To gain insight into the molecular basis behind the anti-tumor effects observed after the inhibition of GPX1 in sarcoma cells, we performed a proteomic analysis in triplicate samples of control and GPX1-depleted (Sh GPX1-05) T-5H-FC#1 cells (Figure 8A). Comparing sh GPX1-05 vs sh Control conditions, we detected 116 DEPs (log2 (FC) ≤ -0.5 or ≥ 0.5 and padj < 0.05), with a higher proportion of targets downregulated (81) than upregulated (35) (Figure 8B and Table S5). Among the 10 most upregulated proteins in GPX1-depleted cells, UCHL1 has been linked to a stemness phenotype in different types of cancer [41, 42]; FN3K and PRXL2 are involved in the regulation of redox signaling [43, 44]; and other targets such as LRRC15 and TMED3 have been found overexpressed and/or related to tumorigenesis in sarcomas [45, 46] (Figure 8C). On the other hand, among the 10 most downregulated proteins, we found factors related to IFN signaling, such as IFIT3 or IFI44L, and transcription factors of the AP-1 complex, which has been previously related to the development of bone sarcomas from MSCs [47] (Figure 8C and Table S6). GSEA of DEPs also revealed a higher proportion of significantly downregulated vs upregulated pathways in GPX-1 depleted cells (Figure 8D and Table S7). Thus, interferon-mediated signaling (Figure 8E), the IL6/JAK/STAT3 axis (Figure 8F), the epithelial to mesenchymal transition (Figure 8G) and the NFκB-mediated signaling (Figure 8H) were significantly repressed in T-5H-FC#1 - sh GPX1-05 cells. The inference of altered transcription factor-mediated signaling from DEPs also indicated downregulation of NFκB signaling (negative scores for REL, NFκB2 and NFκB1), Interferon signaling (negative scores for STAT1, STAT2, IRF1 and IRF2), IL6 signaling (negative scores for STAT3 and MYC), AP1-mediated signaling (negative scores for FOS, JUN and AP1) and NOTCH signaling (negative scores for NOTCH1, and HES1) (Figure 8I).

 Figure 8 

Proteomic analysis of GPX1-depleted cells. Triplicated monolayer cultures of control (shCTRL) and GPX1-depleted (shGPX1-05) T-5H-FC#1 cells were processed for proteomic analysis. (A) Principal component analysis of all samples. (B) Volcano plots showing those proteins significantly (FDR ≤ 0.05 and |LogFC| ≥ 0.5) up-regulated (red dots) and downregulated (blue dots) in shGPX1 vs shCTRL conditions. NS indicates not significant changes (grey dots).
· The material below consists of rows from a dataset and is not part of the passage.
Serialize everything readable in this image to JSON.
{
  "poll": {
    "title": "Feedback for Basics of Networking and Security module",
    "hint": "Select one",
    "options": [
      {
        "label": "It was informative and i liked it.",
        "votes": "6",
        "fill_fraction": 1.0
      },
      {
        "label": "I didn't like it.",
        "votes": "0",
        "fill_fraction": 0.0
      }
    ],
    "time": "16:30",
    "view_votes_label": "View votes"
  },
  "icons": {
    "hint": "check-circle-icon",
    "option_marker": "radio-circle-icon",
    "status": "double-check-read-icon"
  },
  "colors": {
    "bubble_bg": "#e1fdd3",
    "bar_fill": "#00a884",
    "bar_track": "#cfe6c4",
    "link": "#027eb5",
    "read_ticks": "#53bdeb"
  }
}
Selected proteins displaying highly significant p values and/or high fold change modulation are indicated. (C) Levels of the 10 top upregulated (left panels) and downregulated (right panels) proteins in shGPX1 vs shCTRL conditions. (D) Bubble plots showing significantly enriched pathways (GSEA, FDR <0.05) from the MSigDB Hallmark collection in shGPX1 vs shCTRL conditions. (E-H) Top panels: heatmap plots showing the expression values of those DEPs of the Hallmarks IFNγ response (E), epithelial to mesenchymal transition (F), IL6-JAK-STAT3 signaling (G) and TNFα signaling via NFκB (H). Bottom panels: GSEA analysis of these signaling pathways. Enrichment score (ES) and FDR values are indicated. (I) Inference of altered transcription factor-mediated signaling from differentially expressed proteins.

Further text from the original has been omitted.